When two multi-component hydrocarbon phases are placed in contact, interphase mass transfer may occur. The degree of mass transfer is dependent on the concentration of molecular species in the phases. If a particular molecular species has a high concentration in one phase and low in the other, it will tend to move across the interphase boundary until an equilibrium condition is reached. The process is driven by the concentration gradient of the species in the two phases and is limited by the equilibrium condition.

For example, consider a dry hydrocarbon gas (gas phase) placed in contact with a reservoir oil (liquid phase). The dry gas will have a low concentration of propane while the oil would normally have a relatively high concentration. Driven by the concentration gradients in the two phases, propane molecules will move from the oil into the gas. This process continues until an equilibrium condition is reached. Likewise other molecular species such as ethane, butane, will move from the oil into the gas.
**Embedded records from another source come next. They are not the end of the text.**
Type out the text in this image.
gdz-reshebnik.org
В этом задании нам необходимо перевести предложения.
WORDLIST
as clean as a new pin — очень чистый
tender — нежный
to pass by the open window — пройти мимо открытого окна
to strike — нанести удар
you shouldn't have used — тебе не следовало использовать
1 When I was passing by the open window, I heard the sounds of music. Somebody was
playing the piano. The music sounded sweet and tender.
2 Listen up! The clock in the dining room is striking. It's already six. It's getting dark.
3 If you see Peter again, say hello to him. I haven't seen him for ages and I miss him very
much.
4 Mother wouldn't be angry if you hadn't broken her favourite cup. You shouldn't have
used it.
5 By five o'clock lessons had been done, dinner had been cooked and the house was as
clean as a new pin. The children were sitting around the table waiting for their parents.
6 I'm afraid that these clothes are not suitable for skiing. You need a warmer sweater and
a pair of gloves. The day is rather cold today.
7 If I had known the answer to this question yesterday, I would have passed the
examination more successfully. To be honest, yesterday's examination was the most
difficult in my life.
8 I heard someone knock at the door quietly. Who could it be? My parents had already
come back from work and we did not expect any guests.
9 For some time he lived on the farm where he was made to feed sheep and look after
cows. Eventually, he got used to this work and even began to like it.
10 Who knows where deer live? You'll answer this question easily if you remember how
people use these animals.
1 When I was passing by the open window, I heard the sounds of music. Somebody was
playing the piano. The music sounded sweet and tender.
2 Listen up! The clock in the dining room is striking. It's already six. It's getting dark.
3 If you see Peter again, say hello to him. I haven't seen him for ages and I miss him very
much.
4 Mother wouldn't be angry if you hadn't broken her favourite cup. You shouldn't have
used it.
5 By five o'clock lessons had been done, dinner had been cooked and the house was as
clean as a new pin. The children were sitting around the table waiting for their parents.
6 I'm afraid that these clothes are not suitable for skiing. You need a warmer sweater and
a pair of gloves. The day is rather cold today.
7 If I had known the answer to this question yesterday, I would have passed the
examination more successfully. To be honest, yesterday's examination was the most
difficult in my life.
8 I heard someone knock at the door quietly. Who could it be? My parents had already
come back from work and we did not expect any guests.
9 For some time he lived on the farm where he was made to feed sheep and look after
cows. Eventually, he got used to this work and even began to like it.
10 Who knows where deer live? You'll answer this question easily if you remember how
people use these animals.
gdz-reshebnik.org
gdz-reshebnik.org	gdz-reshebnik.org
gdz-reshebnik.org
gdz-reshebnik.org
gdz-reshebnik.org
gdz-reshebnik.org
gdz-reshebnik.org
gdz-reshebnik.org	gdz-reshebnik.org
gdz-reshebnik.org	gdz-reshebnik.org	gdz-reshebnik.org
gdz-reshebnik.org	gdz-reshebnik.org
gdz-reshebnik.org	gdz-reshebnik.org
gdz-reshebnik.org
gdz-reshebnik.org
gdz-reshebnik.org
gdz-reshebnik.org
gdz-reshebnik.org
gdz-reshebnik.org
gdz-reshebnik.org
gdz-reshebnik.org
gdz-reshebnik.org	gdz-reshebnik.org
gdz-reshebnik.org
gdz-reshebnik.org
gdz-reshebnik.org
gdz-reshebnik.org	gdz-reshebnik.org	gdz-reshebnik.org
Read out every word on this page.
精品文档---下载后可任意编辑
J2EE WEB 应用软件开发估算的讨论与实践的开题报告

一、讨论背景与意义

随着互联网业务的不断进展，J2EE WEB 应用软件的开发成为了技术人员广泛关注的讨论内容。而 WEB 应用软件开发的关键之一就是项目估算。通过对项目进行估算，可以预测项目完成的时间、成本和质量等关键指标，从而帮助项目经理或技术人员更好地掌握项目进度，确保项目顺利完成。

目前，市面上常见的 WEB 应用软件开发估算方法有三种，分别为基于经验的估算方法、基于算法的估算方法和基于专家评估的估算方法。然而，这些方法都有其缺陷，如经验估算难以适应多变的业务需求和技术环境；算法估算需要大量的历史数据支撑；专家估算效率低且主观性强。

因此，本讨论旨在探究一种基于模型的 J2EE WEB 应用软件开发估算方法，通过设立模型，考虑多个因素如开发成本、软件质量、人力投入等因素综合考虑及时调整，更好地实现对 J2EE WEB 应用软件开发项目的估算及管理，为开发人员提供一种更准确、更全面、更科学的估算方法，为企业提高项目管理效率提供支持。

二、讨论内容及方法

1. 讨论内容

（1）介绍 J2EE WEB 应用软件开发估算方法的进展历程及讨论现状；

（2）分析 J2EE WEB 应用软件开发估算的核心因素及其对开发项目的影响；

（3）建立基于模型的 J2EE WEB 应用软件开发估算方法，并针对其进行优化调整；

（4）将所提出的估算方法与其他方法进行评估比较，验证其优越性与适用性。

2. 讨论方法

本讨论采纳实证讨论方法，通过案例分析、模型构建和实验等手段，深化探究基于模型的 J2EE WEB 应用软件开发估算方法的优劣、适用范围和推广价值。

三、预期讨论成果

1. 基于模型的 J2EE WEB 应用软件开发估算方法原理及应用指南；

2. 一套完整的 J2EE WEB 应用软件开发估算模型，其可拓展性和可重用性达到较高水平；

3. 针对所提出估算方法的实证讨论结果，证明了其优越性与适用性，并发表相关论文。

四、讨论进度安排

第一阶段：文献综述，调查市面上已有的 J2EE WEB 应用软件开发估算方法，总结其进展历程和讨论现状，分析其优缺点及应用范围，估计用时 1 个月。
Also since a dry gas has a high methane concentration, some of it may move from the gas into the oil as equilibrium is achieved. The partitioning of oil molecules into the gas is the oil vaporization process described in this paper.

The rate of oil vaporization is sensitive to the area-of-contact between the two phases. The quantity of oil vaporized is affected by the initial compositions of the gas and oil phases, temperature, pressure, and the relative volumes of the phases.

The oil vaporization process is not very important if the oil being vaporized is mobile and will be produced as the reservoir is depleted. Conversely, it becomes important when the oil being vaporized is non-mobile residual oil such as exists in a secondary gas cap. Here it benefits the operation by improving the recovery.

On a microscopic scale, the residual oil of a secondary gas cap consists of non-gas displacable oil globules distributed within the pore structure of the reservoir rock. Gas is a continuous phase front point to point throughout the gas cap. The area-of-contact between the phases is large per unit volume when compared to that of a laboratory PVT cell. This is an ideal condition for rapid interphase mass transfer.

As injected dry gas enters a pore it mixes with and displaces the original pore gas. An equilibrium between the gas and oil globules is established. As described above, the amount of oil vaporized depends on the initial compositions of the gas and oil. In general the smaller, lighter hydrocarbon molecules achieve the highest concentrations in the gas.

As the injected gas moves to a new cell along its path to a production well, it will contact new oil. However, little additional vaporization will take place once the gas has become saturated with vaporized oil. Again the driving force for vaporization is a concentration gradient which will only be significant if the oil in the new cell has a different composition from that in the former.